February 11 is National Shut-in Visitation Day. What a wonderful idea! A visit to a shut-in can make such a difference to that person. We should have a monthly shut-in visitation day or a weekly shut-in visitation day. Shut-ins can feel cut off from the world. They often feel so isolated. The days are long and all the same.
Sometimes shut-ins do not have family near-by or friends available to visit and spend time with them. A shut-in can be living at home with a caregiver or in an assisted living facility, a nursing home, or in a temporary hospital or rehab center. It does not matter where they are or how long they are there, a visit with them will brighten their day and positively impact their wellbeing!
Great! But here we are living with Covid19 and there is no way that we can actually make those visits right now. But there are things we can do instead.
Consider:
· Calling on a regular basis. I have a friend who calls a shut-in that she has known for years almost every day. The shut-in is having memory problems and usually has to be reminded who she is chatting with. It doesn’t matter. For the short time of the conversation, the shut-in feels that someone cares. It is a chance to chat about everything and anything that might cross their mind. It is a temporary escape. Sure, later on they might not even remember that they got that call but for the 10 minutes of the call they were a happier person.

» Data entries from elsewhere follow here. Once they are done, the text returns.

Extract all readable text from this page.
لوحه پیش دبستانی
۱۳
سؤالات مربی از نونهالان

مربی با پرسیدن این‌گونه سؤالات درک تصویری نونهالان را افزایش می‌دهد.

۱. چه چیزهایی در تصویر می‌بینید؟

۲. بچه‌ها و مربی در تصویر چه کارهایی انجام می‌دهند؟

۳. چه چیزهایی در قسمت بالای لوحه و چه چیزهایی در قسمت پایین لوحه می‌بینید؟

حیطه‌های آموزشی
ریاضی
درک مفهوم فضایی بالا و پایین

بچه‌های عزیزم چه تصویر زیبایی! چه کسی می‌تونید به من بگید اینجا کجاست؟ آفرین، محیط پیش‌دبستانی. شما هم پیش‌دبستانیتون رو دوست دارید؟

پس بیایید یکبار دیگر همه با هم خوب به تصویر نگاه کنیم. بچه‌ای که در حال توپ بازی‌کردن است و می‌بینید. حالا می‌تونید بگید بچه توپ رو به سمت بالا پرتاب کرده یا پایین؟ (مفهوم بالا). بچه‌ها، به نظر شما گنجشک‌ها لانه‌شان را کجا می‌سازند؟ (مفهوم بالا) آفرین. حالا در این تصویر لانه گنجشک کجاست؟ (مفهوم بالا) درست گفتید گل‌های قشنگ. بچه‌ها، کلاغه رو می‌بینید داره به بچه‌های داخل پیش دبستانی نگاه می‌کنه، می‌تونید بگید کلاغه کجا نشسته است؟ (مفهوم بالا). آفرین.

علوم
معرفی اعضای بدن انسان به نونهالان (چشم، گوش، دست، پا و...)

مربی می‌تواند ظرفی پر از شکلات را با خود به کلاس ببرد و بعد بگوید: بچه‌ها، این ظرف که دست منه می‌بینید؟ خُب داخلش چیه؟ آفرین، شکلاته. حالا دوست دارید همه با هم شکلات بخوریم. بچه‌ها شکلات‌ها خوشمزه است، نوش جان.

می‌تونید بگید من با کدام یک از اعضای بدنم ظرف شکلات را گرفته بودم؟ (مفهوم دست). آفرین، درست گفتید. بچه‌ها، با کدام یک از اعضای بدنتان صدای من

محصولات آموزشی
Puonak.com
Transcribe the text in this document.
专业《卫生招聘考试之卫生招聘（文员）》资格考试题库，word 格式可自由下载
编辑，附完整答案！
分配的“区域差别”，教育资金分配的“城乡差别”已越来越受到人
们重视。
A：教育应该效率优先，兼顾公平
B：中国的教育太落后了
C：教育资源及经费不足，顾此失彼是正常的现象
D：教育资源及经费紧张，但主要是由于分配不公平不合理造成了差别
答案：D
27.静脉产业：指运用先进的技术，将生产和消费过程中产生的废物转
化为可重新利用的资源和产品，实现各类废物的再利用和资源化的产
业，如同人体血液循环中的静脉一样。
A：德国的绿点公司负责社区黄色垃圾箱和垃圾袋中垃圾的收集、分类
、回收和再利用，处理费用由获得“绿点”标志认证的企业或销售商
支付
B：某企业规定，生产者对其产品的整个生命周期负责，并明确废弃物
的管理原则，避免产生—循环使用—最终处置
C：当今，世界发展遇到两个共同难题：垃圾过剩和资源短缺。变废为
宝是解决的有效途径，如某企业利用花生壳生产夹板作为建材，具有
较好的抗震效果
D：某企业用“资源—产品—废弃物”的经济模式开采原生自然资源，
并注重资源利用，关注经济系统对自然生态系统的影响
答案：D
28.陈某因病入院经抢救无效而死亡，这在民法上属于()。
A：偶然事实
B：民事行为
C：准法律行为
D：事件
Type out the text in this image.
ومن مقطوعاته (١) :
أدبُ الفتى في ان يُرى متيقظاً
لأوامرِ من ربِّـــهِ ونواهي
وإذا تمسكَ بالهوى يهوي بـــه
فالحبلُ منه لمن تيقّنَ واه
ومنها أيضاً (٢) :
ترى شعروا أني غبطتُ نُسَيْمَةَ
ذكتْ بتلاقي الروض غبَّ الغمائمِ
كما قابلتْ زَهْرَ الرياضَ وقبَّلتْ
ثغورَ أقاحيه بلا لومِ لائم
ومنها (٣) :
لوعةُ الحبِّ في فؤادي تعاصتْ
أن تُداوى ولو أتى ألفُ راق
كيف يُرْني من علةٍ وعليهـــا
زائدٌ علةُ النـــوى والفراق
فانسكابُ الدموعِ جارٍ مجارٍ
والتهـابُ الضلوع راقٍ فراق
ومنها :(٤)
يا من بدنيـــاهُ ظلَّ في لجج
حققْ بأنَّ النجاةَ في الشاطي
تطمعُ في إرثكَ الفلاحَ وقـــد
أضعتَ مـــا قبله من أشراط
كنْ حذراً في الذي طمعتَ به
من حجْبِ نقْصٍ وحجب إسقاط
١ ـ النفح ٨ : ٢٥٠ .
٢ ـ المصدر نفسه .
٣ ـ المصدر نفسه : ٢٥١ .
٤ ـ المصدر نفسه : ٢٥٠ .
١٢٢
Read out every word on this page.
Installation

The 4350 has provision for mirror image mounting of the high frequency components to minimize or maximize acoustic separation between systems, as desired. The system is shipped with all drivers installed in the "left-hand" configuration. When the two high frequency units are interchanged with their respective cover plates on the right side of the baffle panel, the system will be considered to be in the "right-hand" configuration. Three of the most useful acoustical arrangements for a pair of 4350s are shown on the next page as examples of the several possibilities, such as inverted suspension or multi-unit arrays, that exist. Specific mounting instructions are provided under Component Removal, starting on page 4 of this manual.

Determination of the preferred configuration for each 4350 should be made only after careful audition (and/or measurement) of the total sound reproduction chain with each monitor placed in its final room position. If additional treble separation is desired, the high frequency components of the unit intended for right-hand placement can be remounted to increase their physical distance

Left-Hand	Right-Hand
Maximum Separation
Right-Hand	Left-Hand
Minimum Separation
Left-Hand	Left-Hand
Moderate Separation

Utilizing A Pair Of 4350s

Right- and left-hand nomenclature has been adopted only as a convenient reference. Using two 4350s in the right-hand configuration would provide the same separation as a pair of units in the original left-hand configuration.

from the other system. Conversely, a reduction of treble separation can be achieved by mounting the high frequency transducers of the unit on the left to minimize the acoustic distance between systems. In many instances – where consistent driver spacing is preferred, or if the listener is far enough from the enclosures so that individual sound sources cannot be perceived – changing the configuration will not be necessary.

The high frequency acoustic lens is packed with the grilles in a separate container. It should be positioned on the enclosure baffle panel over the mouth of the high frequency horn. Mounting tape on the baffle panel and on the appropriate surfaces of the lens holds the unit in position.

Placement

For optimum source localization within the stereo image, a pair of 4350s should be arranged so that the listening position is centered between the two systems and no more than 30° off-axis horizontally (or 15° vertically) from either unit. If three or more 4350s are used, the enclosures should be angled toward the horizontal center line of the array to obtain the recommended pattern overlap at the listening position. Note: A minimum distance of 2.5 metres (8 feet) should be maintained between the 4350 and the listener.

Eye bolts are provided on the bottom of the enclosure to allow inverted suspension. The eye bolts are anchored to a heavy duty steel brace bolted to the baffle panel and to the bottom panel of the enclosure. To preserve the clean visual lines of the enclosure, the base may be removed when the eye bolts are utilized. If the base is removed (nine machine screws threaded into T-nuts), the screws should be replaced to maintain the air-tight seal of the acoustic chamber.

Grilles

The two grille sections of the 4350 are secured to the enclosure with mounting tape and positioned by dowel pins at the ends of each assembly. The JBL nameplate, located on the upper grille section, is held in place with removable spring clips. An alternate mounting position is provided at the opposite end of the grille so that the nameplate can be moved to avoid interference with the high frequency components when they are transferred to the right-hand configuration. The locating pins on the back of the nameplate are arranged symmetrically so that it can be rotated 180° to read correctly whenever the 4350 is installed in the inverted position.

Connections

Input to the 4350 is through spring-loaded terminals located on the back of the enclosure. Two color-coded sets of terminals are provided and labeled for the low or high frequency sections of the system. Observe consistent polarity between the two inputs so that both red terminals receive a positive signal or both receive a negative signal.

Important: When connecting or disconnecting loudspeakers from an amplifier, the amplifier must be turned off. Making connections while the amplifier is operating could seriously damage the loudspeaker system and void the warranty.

· Take over a meal. I take a home cooked meal to a shut-in friend once a week. She lives with her son in their home and she has a lot of health issues. I always call and chat a bit before I bring over the food and leave it with her son. I cook enough for the two of them to have two meals each. It is not only a change in menu for my friend but also a break for her son.
· Send cards. Most people enjoy getting a card in the mail, especially if it has a nice note in it or maybe a picture. You don’t need to wait for a special occasion to send the card. The card will brighten up their day and I’ll bet they leave it out to look at over and over again.
· Send flowers or another small gift. When I take over the cooked meal, I always bring a small bouquet of flowers. My friend always looks forward to those flowers and her son always returns a vase.
· Link up with an organization that gives help to shut-ins. Either volunteer or give donations to organizations that support the shut-in community. There are many out there and most have modified their programs for the Covid19 but still could use support.
Most of us are busy people with full days. Take a moment and think what it would be like if all that busyness disappeared and was replaced with nothingness. What if instead of rushing here and there or hopping in the car to run an errand, you were stuck in one place – maybe one room – and depended on others for everything.
Find one person who is in that position. It might be a family member, a friend, or someone you have never met. Take time out of your busy schedule to brighten the day of one shut-in.